Typvoll: der Löwenzwergwidder kann (je nach Genen die er vererbt hat) eher wie der Teddyzwergwidder anhänglich sein oder aber wie der eigentliche kurzhaarige Zwergwidder eher distanziert. Doch gerade diese Vielfältige Ader die er mit sich bringt, kann ein grösseres Rudel ganz schön spannend machen. Auch hier sind alle Farbvariationen zugelassen. 

 

Fellqualität: Ein Löwenzwergwidder muss leicht kämmbares Fell aufweisen, dass vielleicht 1 bis 2x im Monat etwas durchgebürstet werden sollte (im langen Bereich).  Je nach Tier kann die Löwenmähne unterschiedlich lang/dicht sein. 



Das TEDDYZWERGWIDDERLI hat ein sehr dichtes Fell, das mindestens 1 bis 2x pro Woche gründlich gebürstet werden muss, doch geniesst das Kaninchen die Pflege und die Nähe zum Menschen, die es dann erlebt.
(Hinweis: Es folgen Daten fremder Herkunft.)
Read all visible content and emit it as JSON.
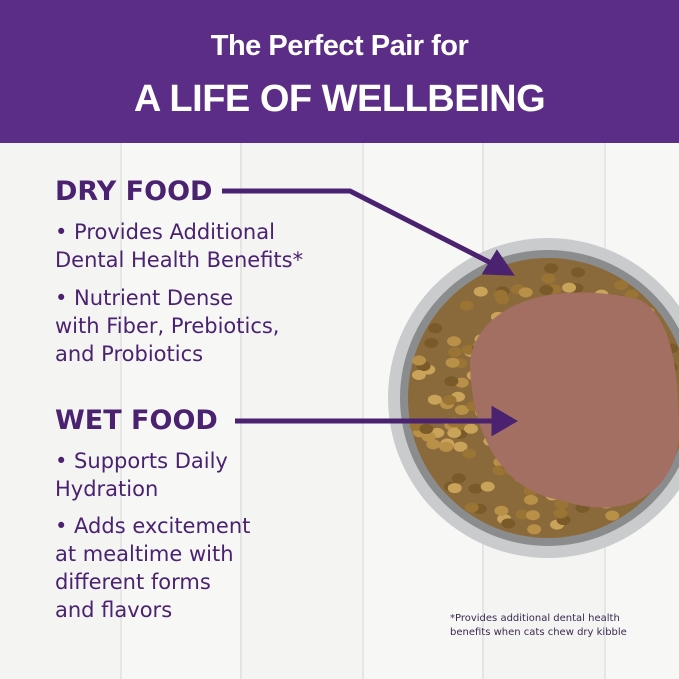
{
  "header": {
    "line1": "The Perfect Pair for",
    "line2": "A LIFE OF WELLBEING"
  },
  "dry": {
    "title": "DRY FOOD",
    "bullets": [
      "• Provides Additional\nDental Health Benefits*",
      "• Nutrient Dense\nwith Fiber, Prebiotics,\nand Probiotics"
    ]
  },
  "wet": {
    "title": "WET FOOD",
    "bullets": [
      "• Supports Daily\nHydration",
      "• Adds excitement\nat mealtime with\ndifferent forms\nand flavors"
    ]
  },
  "footnote": "*Provides additional dental health\nbenefits when cats chew dry kibble",
  "colors": {
    "brand": "#5b2d86",
    "text": "#4a2270"
  }
}
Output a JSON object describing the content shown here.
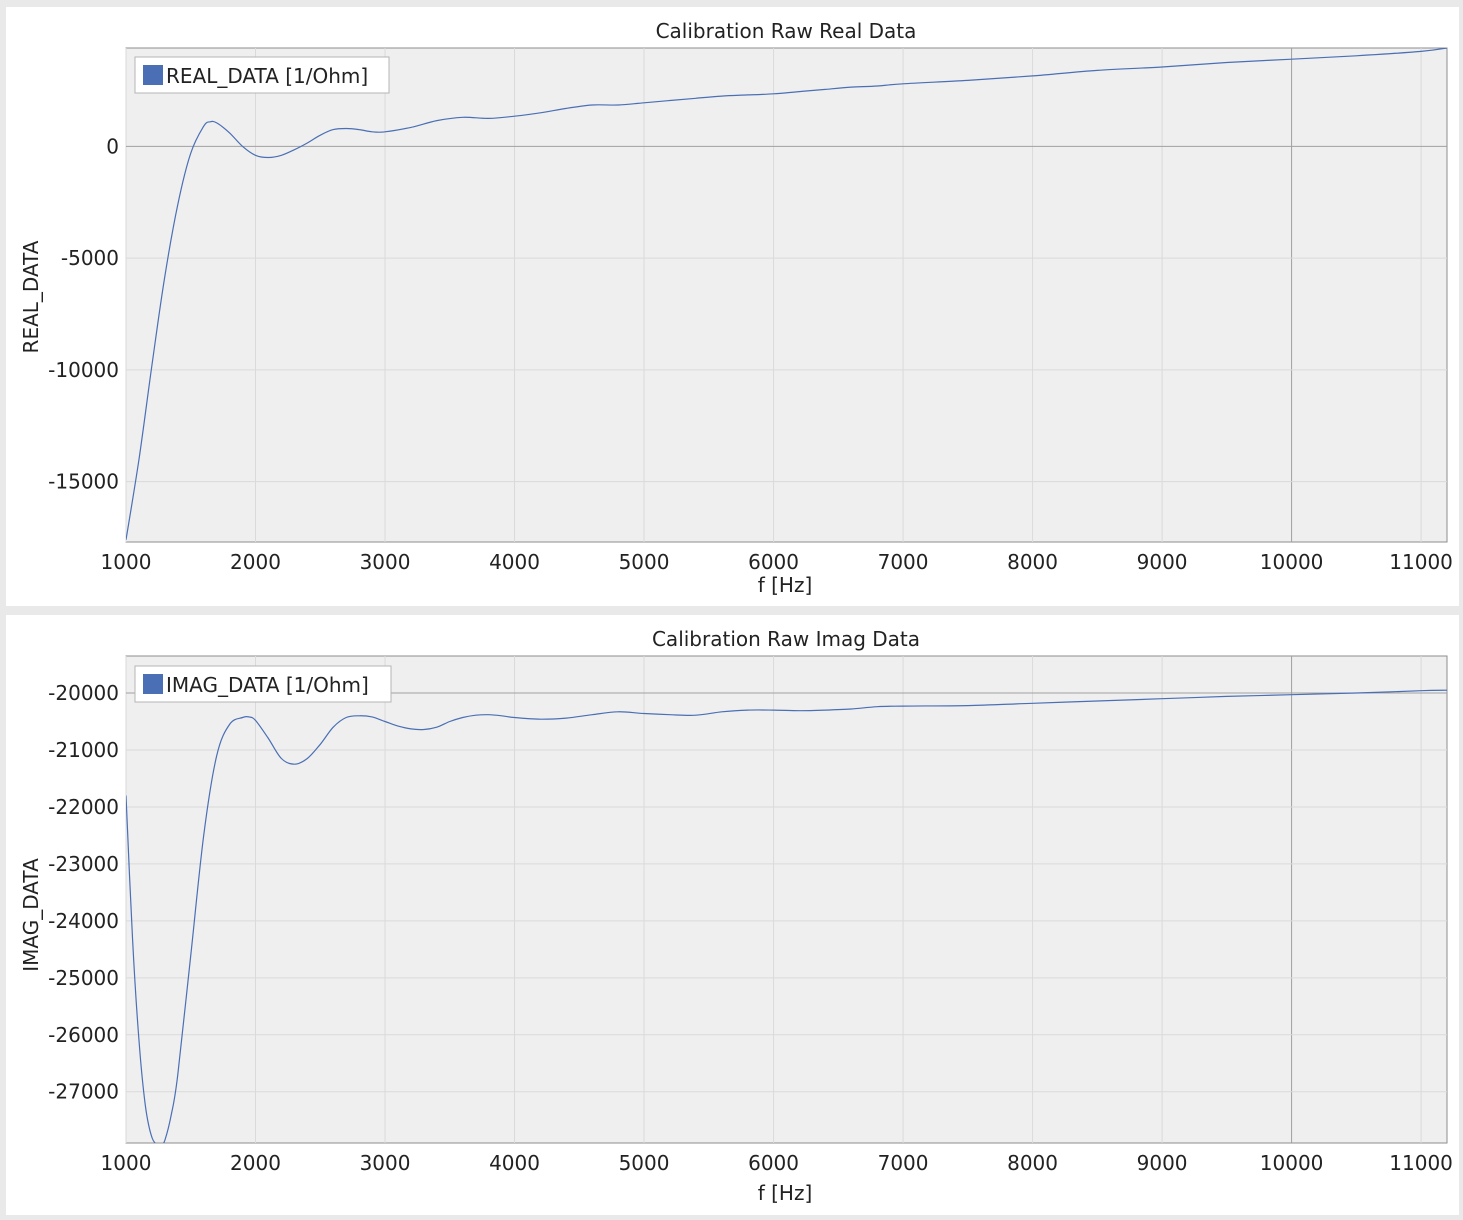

Diese kleinen Rackerlis werden mit dem Alter dann auch sehr anhänglich und sind eigentlich von Natur aus eher gesellige Faulenzerli die nie alleine als Rasse gehalten werden sollten sondern mindestens zu zweit.

 

Typvoll: seine ehrliche Art ist so schön, er zeigt deutlicher als andere Zwergkaninchen ob er sich wohl fühlt oder nicht, so zieht er sich sofort zurück wenn er nicht wohl ist und wird sehr neugierig und anhänglich wenn es ihm gefällt. Ebenso hört er gerne auf den Menschen und geniesst besonders gerne das  Leben draussen, entgegen den Fuzzylops die am liebsten Drinnen leben.